Companies annual levy All companies are now required to pay an annual fixed levy of €350 to the Registrar of Companies, with the exception of dormant companies , those who do not own any assets, or companies that own property in a territory not controlled by the Republic. For groups of companies a limit of €20,000 is fixed.
The levy is payable by 31 December 2011 in relation to 2011 and by 30 June in respect of each subsequent year. Penalties will be imposed for late payment as follows:
- 10% penalty if the payment is made within two months of the due date;
- 30%penalty if paid up to five months from the due date;
- Failure to pay after five months may result in a deregistration (strike-off) of the company by the Cyprus Registrar of Companies.
If a company is re-instated within a two-year period from its strike-off, a fixed penalty of EUR 500, in addition to the outstanding amount of the levy, will be additionally imposed. The fixed penalty will be increased to EUR 750 where a company is re-instated after the two-year period.
Interest Income The Special Defense Contribution on interest is increased from 10% to 15% with immediate effect, and is applicable to both individuals and companies. Assuming most companies in Cyprus earn active as opposed to passive interest, they will not be affected by this amendment as active interest income is exempt from Special Defense Contribution.
Dividend Income The rate of Special Defense Contribution on dividends is increased from 15% to 17% with immediate effect and the rate increase will apply to all dividends arising, accruing or deemed to arise or accrue from the date the law was published in the official Cyprus gazette, irrespective of year to which the dividends relate. This will mostly affect residents in Cyprus and groups of companies ultimately held by Cyprus tax resident individuals.
Tax incentives to attract highly-paid employees Non-resident individuals earning in excess of €100,000, taking up residence in Cyprus will enjoy a 50% exemption to tax of their income for 5 years. This exemption is effective from 1 January 2012.

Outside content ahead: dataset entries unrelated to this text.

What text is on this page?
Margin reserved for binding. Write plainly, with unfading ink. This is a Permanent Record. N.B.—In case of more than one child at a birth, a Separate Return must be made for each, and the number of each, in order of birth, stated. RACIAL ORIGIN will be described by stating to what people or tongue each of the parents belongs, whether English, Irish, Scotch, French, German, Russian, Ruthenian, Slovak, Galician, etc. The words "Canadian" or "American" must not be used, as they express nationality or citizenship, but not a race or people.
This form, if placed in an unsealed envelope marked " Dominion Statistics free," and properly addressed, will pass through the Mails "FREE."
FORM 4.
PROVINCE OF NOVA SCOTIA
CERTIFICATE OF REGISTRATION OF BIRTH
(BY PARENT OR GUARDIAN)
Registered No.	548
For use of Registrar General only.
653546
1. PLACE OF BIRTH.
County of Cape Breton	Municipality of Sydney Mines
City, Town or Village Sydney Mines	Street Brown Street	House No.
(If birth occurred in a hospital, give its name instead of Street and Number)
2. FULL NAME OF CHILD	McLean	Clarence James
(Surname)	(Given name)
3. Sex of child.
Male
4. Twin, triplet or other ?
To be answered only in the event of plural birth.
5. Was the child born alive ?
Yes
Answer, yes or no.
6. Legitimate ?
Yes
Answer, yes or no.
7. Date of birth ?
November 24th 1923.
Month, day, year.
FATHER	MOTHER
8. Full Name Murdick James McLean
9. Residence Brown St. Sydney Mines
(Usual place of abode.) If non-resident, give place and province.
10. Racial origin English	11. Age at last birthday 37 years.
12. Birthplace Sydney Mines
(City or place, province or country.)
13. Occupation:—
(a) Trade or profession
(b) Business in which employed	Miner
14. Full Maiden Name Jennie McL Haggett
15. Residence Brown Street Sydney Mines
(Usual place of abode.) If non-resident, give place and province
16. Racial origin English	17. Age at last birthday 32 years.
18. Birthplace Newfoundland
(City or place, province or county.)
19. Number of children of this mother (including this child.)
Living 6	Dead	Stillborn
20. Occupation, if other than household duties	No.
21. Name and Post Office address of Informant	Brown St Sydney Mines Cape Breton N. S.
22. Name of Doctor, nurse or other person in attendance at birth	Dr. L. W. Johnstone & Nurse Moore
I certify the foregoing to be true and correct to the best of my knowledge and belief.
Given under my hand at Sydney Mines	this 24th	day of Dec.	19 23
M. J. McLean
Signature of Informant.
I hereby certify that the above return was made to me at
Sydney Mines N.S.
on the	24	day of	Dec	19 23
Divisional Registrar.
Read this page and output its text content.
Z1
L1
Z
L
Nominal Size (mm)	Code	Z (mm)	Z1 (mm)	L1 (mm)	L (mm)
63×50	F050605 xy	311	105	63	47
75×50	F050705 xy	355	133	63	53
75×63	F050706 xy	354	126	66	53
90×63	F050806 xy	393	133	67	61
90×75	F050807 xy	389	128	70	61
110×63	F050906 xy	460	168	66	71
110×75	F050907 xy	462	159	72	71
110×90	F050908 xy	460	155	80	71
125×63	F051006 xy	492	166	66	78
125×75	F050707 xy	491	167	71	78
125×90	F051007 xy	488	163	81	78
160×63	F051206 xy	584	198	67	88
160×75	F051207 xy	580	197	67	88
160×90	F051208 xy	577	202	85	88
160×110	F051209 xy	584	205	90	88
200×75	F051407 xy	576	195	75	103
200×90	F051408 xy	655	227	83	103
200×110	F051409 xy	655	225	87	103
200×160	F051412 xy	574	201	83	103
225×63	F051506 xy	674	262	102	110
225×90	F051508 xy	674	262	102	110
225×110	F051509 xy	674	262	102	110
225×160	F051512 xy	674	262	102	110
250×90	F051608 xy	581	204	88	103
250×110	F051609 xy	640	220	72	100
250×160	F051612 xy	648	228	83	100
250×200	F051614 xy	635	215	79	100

Personal Tax A new personal income tax band has been introduced at a rate of 35% for income above EUR 60,000, effective from tax year 2011 (the top bracket was previously 30% for all income above EUR 36,300).
In an effort to attract high paid employees to work in Cyprus, commencing 1 January 2012, a 50% exemption will apply to the income of a non-resident person taking up residence in Cyprus to work for an employer in Cyprus. The exemption will apply for a five-year period starting from the first year of employment, provided the annual income of the employee exceeds EUR 100,000 per annum.